The remaining chapters are simple surveys of Roman religion (lists of gods and cults), material culture (lists of types of Roman artifacts), and intellectual accomplishments. The final chapter reviews several older debates within Roman historiography, and the two "new directions" offered (inter-disciplinary approaches to Roman studies and comparisons of source materials across regions of the Roman world) are not in fact new at all. These chapters are not innovative compared to other available introductory books on Roman studies.

At the general level (especially compared to the work of Adkins and Adkins [1994], which is similar and is used extensively as a reference book), the prose in this book is dense while the content is often too light in detail. Discussion of historical developments over time and of the significance of the information provided is largely lacking. The author often focuses on Rome (the city) more than on other areas of the empire. Discussions of recent scholarship in the fields of history and Roman culture in particular are notably uninformed. As but one example of this, in Chapter 8 (Roman religion) the author writes "The study of Roman religion has not prospered in modern scholarship. Although much has been written on the subject, not much of it is very good" (p. 178). Recent specialist works on Roman religion (post 1980s) are barely surveyed or included in this chapter's bibliography. Finally, the illustrations should have been more carefully selected and integrated into the text. Some of the illustrations and pictures are only vaguely described, either in terms of their origin (pp. 155 and 165, for example) or in relation to the topics under discussion in their sections. Consequently, most of the illustrations seem random and often unnecessary, and many are line sketches of original period pieces or modern artistic images of Rome.
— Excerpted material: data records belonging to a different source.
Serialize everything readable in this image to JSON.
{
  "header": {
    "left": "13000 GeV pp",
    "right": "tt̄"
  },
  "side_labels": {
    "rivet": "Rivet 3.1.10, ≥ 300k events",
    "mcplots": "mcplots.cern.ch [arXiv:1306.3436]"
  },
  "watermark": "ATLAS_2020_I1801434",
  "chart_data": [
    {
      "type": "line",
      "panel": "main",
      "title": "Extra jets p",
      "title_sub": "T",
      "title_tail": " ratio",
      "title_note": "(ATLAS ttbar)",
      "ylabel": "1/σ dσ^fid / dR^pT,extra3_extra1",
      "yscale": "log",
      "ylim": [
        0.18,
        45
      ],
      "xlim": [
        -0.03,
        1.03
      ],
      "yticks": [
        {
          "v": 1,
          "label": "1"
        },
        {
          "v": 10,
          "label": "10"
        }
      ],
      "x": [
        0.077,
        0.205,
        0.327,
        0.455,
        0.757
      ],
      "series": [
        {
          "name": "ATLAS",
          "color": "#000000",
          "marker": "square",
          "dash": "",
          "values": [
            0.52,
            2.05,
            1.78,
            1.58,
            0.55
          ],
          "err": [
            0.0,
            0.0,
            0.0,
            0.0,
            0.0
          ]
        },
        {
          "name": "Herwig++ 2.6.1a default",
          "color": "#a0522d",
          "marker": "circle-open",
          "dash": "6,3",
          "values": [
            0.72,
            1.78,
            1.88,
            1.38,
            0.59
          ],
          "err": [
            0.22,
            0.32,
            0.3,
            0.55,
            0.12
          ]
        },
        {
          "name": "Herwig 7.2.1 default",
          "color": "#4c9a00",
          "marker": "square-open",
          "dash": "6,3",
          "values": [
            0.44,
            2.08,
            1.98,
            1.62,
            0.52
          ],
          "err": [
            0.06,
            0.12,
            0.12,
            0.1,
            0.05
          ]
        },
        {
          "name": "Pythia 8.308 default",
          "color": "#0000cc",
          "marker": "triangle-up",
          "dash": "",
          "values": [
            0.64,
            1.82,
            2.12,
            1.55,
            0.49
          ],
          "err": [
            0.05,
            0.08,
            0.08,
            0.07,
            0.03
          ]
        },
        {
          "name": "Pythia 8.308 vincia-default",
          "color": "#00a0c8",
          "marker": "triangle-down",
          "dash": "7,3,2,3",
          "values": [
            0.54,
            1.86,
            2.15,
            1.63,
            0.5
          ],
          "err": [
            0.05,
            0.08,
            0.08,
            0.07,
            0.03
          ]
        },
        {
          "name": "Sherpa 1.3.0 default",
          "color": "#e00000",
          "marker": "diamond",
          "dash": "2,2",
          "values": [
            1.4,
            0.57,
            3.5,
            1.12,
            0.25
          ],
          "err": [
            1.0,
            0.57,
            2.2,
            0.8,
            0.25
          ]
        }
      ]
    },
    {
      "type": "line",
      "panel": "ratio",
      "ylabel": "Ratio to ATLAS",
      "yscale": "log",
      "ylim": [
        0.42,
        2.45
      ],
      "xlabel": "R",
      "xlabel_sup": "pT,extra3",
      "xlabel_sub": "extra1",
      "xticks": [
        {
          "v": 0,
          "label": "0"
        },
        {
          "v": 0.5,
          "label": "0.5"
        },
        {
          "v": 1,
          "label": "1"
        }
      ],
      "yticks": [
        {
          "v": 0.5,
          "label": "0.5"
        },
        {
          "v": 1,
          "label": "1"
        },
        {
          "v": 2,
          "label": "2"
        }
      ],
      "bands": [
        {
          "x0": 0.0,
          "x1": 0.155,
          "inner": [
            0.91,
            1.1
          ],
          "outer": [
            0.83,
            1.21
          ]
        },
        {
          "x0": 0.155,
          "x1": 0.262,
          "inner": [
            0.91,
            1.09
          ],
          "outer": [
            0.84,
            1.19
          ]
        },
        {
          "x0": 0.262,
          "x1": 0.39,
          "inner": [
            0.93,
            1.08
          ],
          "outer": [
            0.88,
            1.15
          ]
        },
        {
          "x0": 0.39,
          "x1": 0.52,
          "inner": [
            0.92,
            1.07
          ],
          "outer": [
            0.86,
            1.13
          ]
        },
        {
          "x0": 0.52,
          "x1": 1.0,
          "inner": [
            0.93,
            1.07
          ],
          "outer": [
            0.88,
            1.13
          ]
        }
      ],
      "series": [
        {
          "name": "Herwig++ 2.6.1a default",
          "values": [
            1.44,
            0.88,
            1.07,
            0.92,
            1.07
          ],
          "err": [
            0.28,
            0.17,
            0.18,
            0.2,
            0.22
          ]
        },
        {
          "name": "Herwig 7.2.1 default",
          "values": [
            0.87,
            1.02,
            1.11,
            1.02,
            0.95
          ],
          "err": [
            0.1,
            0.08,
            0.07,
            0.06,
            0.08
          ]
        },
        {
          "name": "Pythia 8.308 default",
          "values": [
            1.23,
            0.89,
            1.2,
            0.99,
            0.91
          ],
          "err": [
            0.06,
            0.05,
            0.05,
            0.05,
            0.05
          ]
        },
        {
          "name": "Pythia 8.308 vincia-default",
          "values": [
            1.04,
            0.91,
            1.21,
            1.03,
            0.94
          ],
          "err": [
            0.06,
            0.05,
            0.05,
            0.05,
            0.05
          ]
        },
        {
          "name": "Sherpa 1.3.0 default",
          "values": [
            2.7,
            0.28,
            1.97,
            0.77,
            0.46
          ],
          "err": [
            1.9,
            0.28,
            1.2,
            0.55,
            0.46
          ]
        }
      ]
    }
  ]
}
Modern artistic or film depictions of selected aspects of Roman civilization and history are not necessarily objectionable, provided that their dates are made clear and the reason for their inclusion is given, but this is not regularly done in the book. One of the few maps in the book (p. 21) is also very dated, small, and printed in German. Considering the author's focus on geography early on (Ch. 2), more detailed and useful maps would be a welcome addition.

Regarding factual and typographical errors, these seem to be few and of relatively minor significance, though some are conspicuous and should be corrected. Examples are "Villanovan near Bologna" should be Villanova (p. 54); Maximian chose Constantius, not Constantine, as a fellow tetrarch (error, p. 91); b.c.e. should be c.e. (p. 127); "there were no major cities in Roman Gaul" needs explanation (p. 128); "somewhere between 80,000 and 1 million people" should read 800,000 (p. 131); and the discussion of slave marriages to Roman citizens seems contradictory, due to an awkward division of statements and explanations over three separate locations (pp. 141-44). One stylistic problem is the author's use of repeated inline text citations from the same source in particular sections (pp. 38-9 for example), and occasional uses of inline citations with only a date provided, which causes confusion (example, p. 61).

As a final summation, this book offers nothing innovative regarding scholarship in the field of Roman studies, and is in fact very dated in its selective use of older sources. With the noted exception of the reference sections offered in the Introduction, the problems in this book outbalance its benefits, even for use as an introductory textbook.